Previous experience with arterial and venous allografts has been unsatisfactory because of aneurysmal degeneration and poor patency. Endothelial loss and host rejection have been suggested as mechanisms of graft failure. Cryopreservation by modern techniques with rate controlled freezing, dimethyl sulfoxide (DMSO), and other cryopreservants, has addressed these issues and rekindled interest in vein allografts.
Over a period of more than 5 years, 115 cryopreserved vein allografts were implanted in 87 limbs to the distal popliteal (14) or tibial (101) arteries. The indication for surgery was rest pain in 56 procedures (49%), gangrene in 36 (31%), claudication in 21 (18%), and replacement of aneurysmal allografts in 2. Follow-up was 1 to 61 months (mean 25 months).

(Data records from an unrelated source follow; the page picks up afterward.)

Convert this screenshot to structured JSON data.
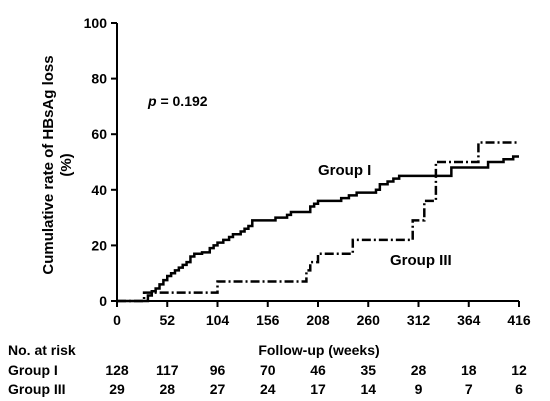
{
  "chart_data": {
    "type": "line",
    "step": true,
    "xlabel": "Follow-up (weeks)",
    "ylabel": [
      "Cumulative rate of HBsAg loss",
      "(%)"
    ],
    "xlim": [
      0,
      416
    ],
    "ylim": [
      0,
      100
    ],
    "x_ticks": [
      0,
      52,
      104,
      156,
      208,
      260,
      312,
      364,
      416
    ],
    "y_ticks": [
      0,
      20,
      40,
      60,
      80,
      100
    ],
    "annotation": {
      "italic": "p",
      "text": " = 0.192"
    },
    "series": [
      {
        "name": "Group I",
        "style": "solid",
        "points": [
          [
            0,
            0
          ],
          [
            30,
            0
          ],
          [
            32,
            2
          ],
          [
            36,
            3.5
          ],
          [
            40,
            4.5
          ],
          [
            44,
            6
          ],
          [
            48,
            7.5
          ],
          [
            52,
            9
          ],
          [
            56,
            10
          ],
          [
            60,
            11
          ],
          [
            64,
            12
          ],
          [
            68,
            13
          ],
          [
            72,
            14
          ],
          [
            76,
            16
          ],
          [
            80,
            17
          ],
          [
            88,
            17.5
          ],
          [
            96,
            19
          ],
          [
            100,
            20
          ],
          [
            104,
            21
          ],
          [
            110,
            22
          ],
          [
            116,
            23
          ],
          [
            120,
            24
          ],
          [
            128,
            25
          ],
          [
            132,
            26
          ],
          [
            136,
            27
          ],
          [
            140,
            29
          ],
          [
            156,
            29
          ],
          [
            164,
            30
          ],
          [
            176,
            31
          ],
          [
            180,
            32
          ],
          [
            196,
            32
          ],
          [
            200,
            34
          ],
          [
            204,
            35
          ],
          [
            208,
            36
          ],
          [
            224,
            36
          ],
          [
            232,
            37
          ],
          [
            240,
            38
          ],
          [
            248,
            39
          ],
          [
            268,
            40
          ],
          [
            272,
            42
          ],
          [
            280,
            43
          ],
          [
            286,
            44
          ],
          [
            292,
            45
          ],
          [
            340,
            45
          ],
          [
            346,
            48
          ],
          [
            380,
            48
          ],
          [
            384,
            50
          ],
          [
            400,
            51
          ],
          [
            410,
            52
          ],
          [
            416,
            52
          ]
        ]
      },
      {
        "name": "Group III",
        "style": "dashdot",
        "points": [
          [
            0,
            0
          ],
          [
            25,
            0
          ],
          [
            28,
            3
          ],
          [
            100,
            3
          ],
          [
            104,
            7
          ],
          [
            190,
            7
          ],
          [
            196,
            11
          ],
          [
            200,
            14
          ],
          [
            208,
            17
          ],
          [
            240,
            17
          ],
          [
            244,
            22
          ],
          [
            302,
            22
          ],
          [
            306,
            29
          ],
          [
            314,
            29
          ],
          [
            318,
            36
          ],
          [
            326,
            36
          ],
          [
            330,
            50
          ],
          [
            370,
            50
          ],
          [
            374,
            57
          ],
          [
            416,
            57
          ]
        ]
      }
    ],
    "series_labels": [
      "Group I",
      "Group III"
    ]
  },
  "risk_table": {
    "title": "No. at risk",
    "rows": [
      {
        "label": "Group I",
        "values": [
          "128",
          "117",
          "96",
          "70",
          "46",
          "35",
          "28",
          "18",
          "12"
        ]
      },
      {
        "label": "Group III",
        "values": [
          "29",
          "28",
          "27",
          "24",
          "17",
          "14",
          "9",
          "7",
          "6"
        ]
      }
    ]
  }
}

There was no significant difference in patency related to site of proximal or distal anastomosis, patency of runoff vessels, use of anticoagulation, age, sex, diabetes, hypertension, smoking, indication, source of graft, or use of multiple segments. Revision was required in six grafts for aneurysmal dilatation. Histologic examination of explanted sections of allografts showed no immune response, and immunosuppressive drugs were not used.

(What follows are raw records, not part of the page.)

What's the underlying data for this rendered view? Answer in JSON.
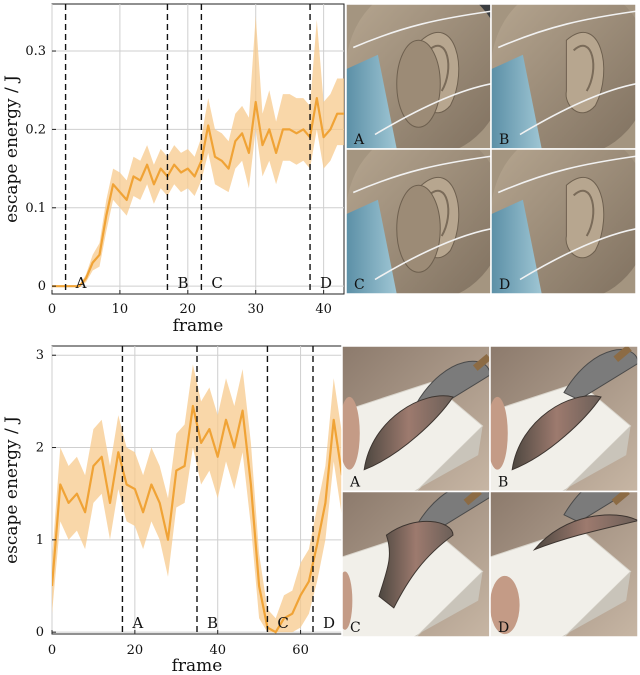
{
  "chart_data": [
    {
      "type": "line",
      "xlabel": "frame",
      "ylabel": "escape energy / J",
      "xlim": [
        0,
        43
      ],
      "ylim": [
        -0.01,
        0.36
      ],
      "xticks": [
        0,
        10,
        20,
        30,
        40
      ],
      "yticks": [
        0,
        0.1,
        0.2,
        0.3
      ],
      "ytick_labels": [
        "0",
        "0.1",
        "0.2",
        "0.3"
      ],
      "grid": true,
      "series_color": "#f0a336",
      "band_color": "#f7c98c",
      "x": [
        0,
        1,
        2,
        3,
        4,
        5,
        6,
        7,
        8,
        9,
        10,
        11,
        12,
        13,
        14,
        15,
        16,
        17,
        18,
        19,
        20,
        21,
        22,
        23,
        24,
        25,
        26,
        27,
        28,
        29,
        30,
        31,
        32,
        33,
        34,
        35,
        36,
        37,
        38,
        39,
        40,
        41,
        42,
        43
      ],
      "y": [
        0,
        0,
        0,
        0,
        0,
        0.01,
        0.03,
        0.04,
        0.09,
        0.13,
        0.12,
        0.11,
        0.14,
        0.135,
        0.155,
        0.13,
        0.15,
        0.14,
        0.155,
        0.145,
        0.15,
        0.14,
        0.16,
        0.205,
        0.165,
        0.16,
        0.15,
        0.185,
        0.195,
        0.17,
        0.235,
        0.18,
        0.2,
        0.17,
        0.2,
        0.2,
        0.195,
        0.2,
        0.19,
        0.24,
        0.19,
        0.2,
        0.22,
        0.22
      ],
      "band_lower": [
        0,
        0,
        0,
        0,
        0,
        0.005,
        0.02,
        0.025,
        0.07,
        0.11,
        0.1,
        0.09,
        0.115,
        0.11,
        0.13,
        0.105,
        0.125,
        0.115,
        0.13,
        0.12,
        0.125,
        0.115,
        0.135,
        0.17,
        0.13,
        0.125,
        0.12,
        0.15,
        0.16,
        0.125,
        0.2,
        0.14,
        0.16,
        0.13,
        0.16,
        0.16,
        0.155,
        0.16,
        0.15,
        0.2,
        0.15,
        0.16,
        0.18,
        0.18
      ],
      "band_upper": [
        0,
        0,
        0,
        0,
        0,
        0.015,
        0.04,
        0.055,
        0.11,
        0.15,
        0.145,
        0.135,
        0.165,
        0.16,
        0.18,
        0.155,
        0.175,
        0.165,
        0.18,
        0.17,
        0.175,
        0.165,
        0.19,
        0.24,
        0.2,
        0.195,
        0.185,
        0.22,
        0.23,
        0.215,
        0.345,
        0.22,
        0.25,
        0.21,
        0.245,
        0.245,
        0.24,
        0.24,
        0.23,
        0.34,
        0.235,
        0.245,
        0.265,
        0.265
      ],
      "events": [
        {
          "frame": 2,
          "label": "A"
        },
        {
          "frame": 17,
          "label": "B"
        },
        {
          "frame": 22,
          "label": "C"
        },
        {
          "frame": 38,
          "label": "D"
        }
      ],
      "thumbnails": [
        {
          "label": "A",
          "subject": "ear"
        },
        {
          "label": "B",
          "subject": "ear"
        },
        {
          "label": "C",
          "subject": "ear"
        },
        {
          "label": "D",
          "subject": "ear"
        }
      ]
    },
    {
      "type": "line",
      "xlabel": "frame",
      "ylabel": "escape energy / J",
      "xlim": [
        0,
        70
      ],
      "ylim": [
        -0.02,
        3.1
      ],
      "xticks": [
        0,
        20,
        40,
        60
      ],
      "yticks": [
        0,
        1,
        2,
        3
      ],
      "ytick_labels": [
        "0",
        "1",
        "2",
        "3"
      ],
      "grid": true,
      "series_color": "#f0a336",
      "band_color": "#f7c98c",
      "x": [
        0,
        2,
        4,
        6,
        8,
        10,
        12,
        14,
        16,
        18,
        20,
        22,
        24,
        26,
        28,
        30,
        32,
        34,
        36,
        38,
        40,
        42,
        44,
        46,
        48,
        50,
        52,
        54,
        56,
        58,
        60,
        62,
        64,
        66,
        68,
        70
      ],
      "y": [
        0.5,
        1.6,
        1.4,
        1.5,
        1.3,
        1.8,
        1.9,
        1.4,
        1.95,
        1.6,
        1.55,
        1.3,
        1.6,
        1.4,
        1.0,
        1.75,
        1.8,
        2.45,
        2.05,
        2.2,
        1.9,
        2.3,
        2.0,
        2.4,
        1.6,
        0.5,
        0.05,
        0.0,
        0.15,
        0.2,
        0.4,
        0.55,
        0.95,
        1.4,
        2.3,
        1.7
      ],
      "band_lower": [
        0.2,
        1.2,
        1.0,
        1.1,
        0.9,
        1.4,
        1.5,
        1.0,
        1.55,
        1.2,
        1.15,
        0.9,
        1.2,
        1.0,
        0.6,
        1.35,
        1.4,
        2.0,
        1.6,
        1.75,
        1.45,
        1.85,
        1.55,
        1.95,
        1.15,
        0.15,
        0.0,
        0.0,
        0.0,
        0.0,
        0.05,
        0.2,
        0.55,
        1.0,
        1.85,
        1.25
      ],
      "band_upper": [
        0.8,
        2.0,
        1.8,
        1.9,
        1.7,
        2.2,
        2.3,
        1.8,
        2.35,
        2.0,
        1.95,
        1.7,
        2.0,
        1.8,
        1.45,
        2.15,
        2.25,
        2.9,
        2.5,
        2.65,
        2.35,
        2.75,
        2.45,
        2.85,
        2.05,
        0.85,
        0.25,
        0.15,
        0.4,
        0.45,
        0.75,
        0.9,
        1.35,
        1.8,
        2.75,
        2.15
      ],
      "events": [
        {
          "frame": 17,
          "label": "A"
        },
        {
          "frame": 35,
          "label": "B"
        },
        {
          "frame": 52,
          "label": "C"
        },
        {
          "frame": 63,
          "label": "D"
        }
      ],
      "thumbnails": [
        {
          "label": "A",
          "subject": "fish"
        },
        {
          "label": "B",
          "subject": "fish"
        },
        {
          "label": "C",
          "subject": "fish"
        },
        {
          "label": "D",
          "subject": "fish"
        }
      ]
    }
  ]
}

Although limb salvage has been satisfactory, long-term patency rates for cryopreserved vein allografts are poor when compared with autogenous vein. The cost of cryopreserved allografts far exceeds that of prosthetic grafts, for which comparable and superior results have been reported. Use of cryopreserved vein allografts should be reserved for situations in which adequate lengths of autogenous vein do not exist and the risk of infection of prosthetic grafts is high.

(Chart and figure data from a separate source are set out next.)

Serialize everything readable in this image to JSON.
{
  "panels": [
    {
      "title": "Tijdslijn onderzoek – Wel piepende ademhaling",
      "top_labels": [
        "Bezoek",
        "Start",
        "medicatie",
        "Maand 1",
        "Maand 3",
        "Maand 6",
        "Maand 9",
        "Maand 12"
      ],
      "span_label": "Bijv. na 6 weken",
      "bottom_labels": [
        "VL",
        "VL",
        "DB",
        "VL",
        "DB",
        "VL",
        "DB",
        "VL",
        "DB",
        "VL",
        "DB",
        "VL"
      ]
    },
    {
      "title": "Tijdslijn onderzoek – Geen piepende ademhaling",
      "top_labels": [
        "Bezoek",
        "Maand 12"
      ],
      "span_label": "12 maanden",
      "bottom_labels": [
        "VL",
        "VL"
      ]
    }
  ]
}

冷冻保存的大隐静脉同种异体移植物已被用作缺血肢体旁路移植的替代管道。作者研究了在无法获得自体静脉的患者中,这种管道用于腘动脉远端和胫动脉动脉旁路移植的疗效。
由于动脉瘤样变性和通畅率不佳,既往动脉和静脉同种异体移植物的应用效果并不理想。内皮细胞丢失和宿主排斥反应被认为是移植物失败的机制。采用速率控制冷冻、二甲基亚砜(DMSO)和其他冷冻保护剂的现代技术进行冷冻保存,解决了这些问题,并重新引发了人们对静脉同种异体移植物的兴趣。
在超过5年的时间里,将115个冷冻保存的静脉同种异体移植物植入87条肢体的腘动脉远端(14例)或胫动脉(101例)。手术指征为静息痛56例(49%)、坏疽36例(31%)、间歇性跛行21例(18%)以及2例置换动脉瘤样同种异体移植物。随访时间为1至61个月(平均25个月)。
与近端或远端吻合部位、流出道血管通畅情况、抗凝药物使用、年龄、性别、糖尿病、高血压、吸烟、手术指征、移植物来源或多节段使用情况无关,通畅率无显著差异。6个移植物因动脉瘤样扩张需要翻修。对同种异体移植物切除标本的组织学检查未显示免疫反应,且未使用免疫抑制药物。
尽管肢体挽救效果令人满意,但与自体静脉相比,冷冻保存的静脉同种异体移植物的长期通畅率较差。冷冻保存同种异体移植物的成本远远超过人工血管移植物,而人工血管移植物已报道有可比且更好的结果。冷冻保存的静脉同种异体移植物应仅用于不存在足够长度自体静脉且人工血管移植物感染风险高的情况。